What the Laws Intend to Do
The law has added fatigued driving to categories of negligent homicide. Should you decide to get behind the wheel after being awake for 24 hours or more, you can get charged with driving while drowsy. It is a public safety issue that the people of Arkansas took seriously. The first state, New Jersey, enacted Maggie’s Law after someone got behind the wheel tired and a fatality occurred. However, it wasn’t something the rest of the nation did at the same time. It became an issue in Arkansas after people who had lost loved ones to this type of negligence started coming forward to speak with Senator Jason Rapert.
The goal behind this law is to keep people from getting behind the wheel when they have been awake for 24 hours or longer. When this is the case, people tend to doze off, putting themselves and anyone else on the road at very high risk of getting hurt or killed. Multiple studies have shown that drowsy drivers can be far more dangerous than intoxicated ones, since they rarely slow down prior to an accident.
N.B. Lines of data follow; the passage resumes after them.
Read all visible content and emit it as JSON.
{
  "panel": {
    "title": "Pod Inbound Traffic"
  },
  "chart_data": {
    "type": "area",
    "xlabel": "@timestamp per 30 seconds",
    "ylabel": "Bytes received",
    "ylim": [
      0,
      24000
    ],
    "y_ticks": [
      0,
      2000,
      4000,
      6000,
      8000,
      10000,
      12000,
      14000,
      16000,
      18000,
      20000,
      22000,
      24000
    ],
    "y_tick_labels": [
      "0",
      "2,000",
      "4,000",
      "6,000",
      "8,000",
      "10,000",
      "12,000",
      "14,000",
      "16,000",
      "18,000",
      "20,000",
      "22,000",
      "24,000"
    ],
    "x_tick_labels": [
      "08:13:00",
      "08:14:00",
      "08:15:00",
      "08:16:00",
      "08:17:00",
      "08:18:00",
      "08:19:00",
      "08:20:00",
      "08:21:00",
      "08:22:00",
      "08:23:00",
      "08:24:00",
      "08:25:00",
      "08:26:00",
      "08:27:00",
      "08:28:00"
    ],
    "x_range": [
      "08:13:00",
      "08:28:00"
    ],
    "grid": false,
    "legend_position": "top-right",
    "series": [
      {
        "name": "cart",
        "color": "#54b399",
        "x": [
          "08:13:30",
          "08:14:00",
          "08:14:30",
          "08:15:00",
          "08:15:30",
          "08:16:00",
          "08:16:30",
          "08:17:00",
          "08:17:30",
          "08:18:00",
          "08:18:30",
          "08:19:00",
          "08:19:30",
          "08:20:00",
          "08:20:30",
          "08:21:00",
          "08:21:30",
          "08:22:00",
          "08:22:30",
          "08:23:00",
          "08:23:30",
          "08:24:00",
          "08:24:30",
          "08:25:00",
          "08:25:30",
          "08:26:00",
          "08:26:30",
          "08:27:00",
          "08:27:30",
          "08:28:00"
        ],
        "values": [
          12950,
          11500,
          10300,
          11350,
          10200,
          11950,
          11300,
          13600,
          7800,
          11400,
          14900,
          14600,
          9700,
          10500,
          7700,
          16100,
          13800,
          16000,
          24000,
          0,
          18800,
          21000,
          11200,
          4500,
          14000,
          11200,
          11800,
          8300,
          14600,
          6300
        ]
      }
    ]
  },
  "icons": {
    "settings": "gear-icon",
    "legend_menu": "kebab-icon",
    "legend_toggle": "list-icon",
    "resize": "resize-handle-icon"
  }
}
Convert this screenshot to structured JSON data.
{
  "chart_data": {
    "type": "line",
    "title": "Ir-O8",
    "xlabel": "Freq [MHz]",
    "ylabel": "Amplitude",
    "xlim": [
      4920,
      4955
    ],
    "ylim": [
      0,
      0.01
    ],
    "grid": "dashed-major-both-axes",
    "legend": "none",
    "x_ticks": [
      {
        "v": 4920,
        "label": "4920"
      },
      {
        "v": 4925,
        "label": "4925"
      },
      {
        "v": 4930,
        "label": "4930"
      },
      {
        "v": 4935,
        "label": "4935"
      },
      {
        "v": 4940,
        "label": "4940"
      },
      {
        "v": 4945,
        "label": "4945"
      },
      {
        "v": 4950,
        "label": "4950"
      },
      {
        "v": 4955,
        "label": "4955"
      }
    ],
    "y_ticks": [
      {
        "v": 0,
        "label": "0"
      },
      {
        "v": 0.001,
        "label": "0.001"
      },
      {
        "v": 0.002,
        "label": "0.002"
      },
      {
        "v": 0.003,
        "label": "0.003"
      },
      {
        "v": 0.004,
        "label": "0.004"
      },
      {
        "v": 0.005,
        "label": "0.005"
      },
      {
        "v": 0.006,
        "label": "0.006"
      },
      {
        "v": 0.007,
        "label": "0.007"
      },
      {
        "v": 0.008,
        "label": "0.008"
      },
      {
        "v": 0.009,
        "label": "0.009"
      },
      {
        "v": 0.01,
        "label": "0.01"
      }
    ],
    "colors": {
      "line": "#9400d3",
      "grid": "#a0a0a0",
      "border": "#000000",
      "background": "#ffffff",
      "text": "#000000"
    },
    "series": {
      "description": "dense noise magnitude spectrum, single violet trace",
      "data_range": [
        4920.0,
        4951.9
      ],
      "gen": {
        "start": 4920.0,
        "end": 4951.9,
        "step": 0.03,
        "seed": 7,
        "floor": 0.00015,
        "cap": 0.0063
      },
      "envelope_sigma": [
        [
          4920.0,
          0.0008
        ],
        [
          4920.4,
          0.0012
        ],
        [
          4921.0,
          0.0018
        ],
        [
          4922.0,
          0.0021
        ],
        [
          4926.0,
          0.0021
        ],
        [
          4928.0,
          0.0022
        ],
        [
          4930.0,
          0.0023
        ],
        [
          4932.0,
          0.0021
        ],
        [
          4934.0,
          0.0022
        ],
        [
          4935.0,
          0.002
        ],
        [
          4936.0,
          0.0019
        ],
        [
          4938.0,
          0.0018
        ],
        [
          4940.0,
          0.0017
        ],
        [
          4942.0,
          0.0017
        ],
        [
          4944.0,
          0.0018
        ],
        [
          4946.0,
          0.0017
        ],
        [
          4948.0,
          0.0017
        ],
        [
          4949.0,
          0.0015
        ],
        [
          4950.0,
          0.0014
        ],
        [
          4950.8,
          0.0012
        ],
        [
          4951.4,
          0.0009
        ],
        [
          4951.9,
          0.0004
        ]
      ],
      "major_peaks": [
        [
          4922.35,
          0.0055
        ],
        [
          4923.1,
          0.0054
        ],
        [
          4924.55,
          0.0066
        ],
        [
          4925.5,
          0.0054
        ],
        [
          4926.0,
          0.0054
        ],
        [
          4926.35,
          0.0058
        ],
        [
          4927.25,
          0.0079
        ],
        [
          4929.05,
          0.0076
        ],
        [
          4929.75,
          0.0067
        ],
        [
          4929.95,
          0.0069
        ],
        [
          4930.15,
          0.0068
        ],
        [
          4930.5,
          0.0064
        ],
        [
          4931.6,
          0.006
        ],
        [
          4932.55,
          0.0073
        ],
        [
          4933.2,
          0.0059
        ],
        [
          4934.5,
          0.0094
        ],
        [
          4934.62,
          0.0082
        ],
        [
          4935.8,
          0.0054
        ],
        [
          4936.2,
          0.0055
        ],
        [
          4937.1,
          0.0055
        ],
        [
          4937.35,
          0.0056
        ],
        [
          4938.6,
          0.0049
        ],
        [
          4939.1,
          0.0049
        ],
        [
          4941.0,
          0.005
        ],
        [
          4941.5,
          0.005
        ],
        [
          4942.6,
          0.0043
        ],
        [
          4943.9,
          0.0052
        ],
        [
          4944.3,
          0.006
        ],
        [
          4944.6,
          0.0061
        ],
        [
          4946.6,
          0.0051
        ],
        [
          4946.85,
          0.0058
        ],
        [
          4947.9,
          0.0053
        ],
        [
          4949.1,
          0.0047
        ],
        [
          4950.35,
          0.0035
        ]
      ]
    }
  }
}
This is a serious issue that is often not covered under any legal form of gross negligence, meaning that many times when this type of accident occurs, nothing can be done to prosecute the offender.
This law is not intended to stop people from driving, and it is not going to prosecute everyone who gets into their vehicle not-quite-awake in the morning because they have not had enough coffee. However, this law is intended to stop people from intentionally staying up more than 24 hours and making a negligent decision that could cost lives. It also allows families of victims to have some sort of repercussions should an accident occur after someone decides to stay awake too long and get behind the wheel of a vehicle.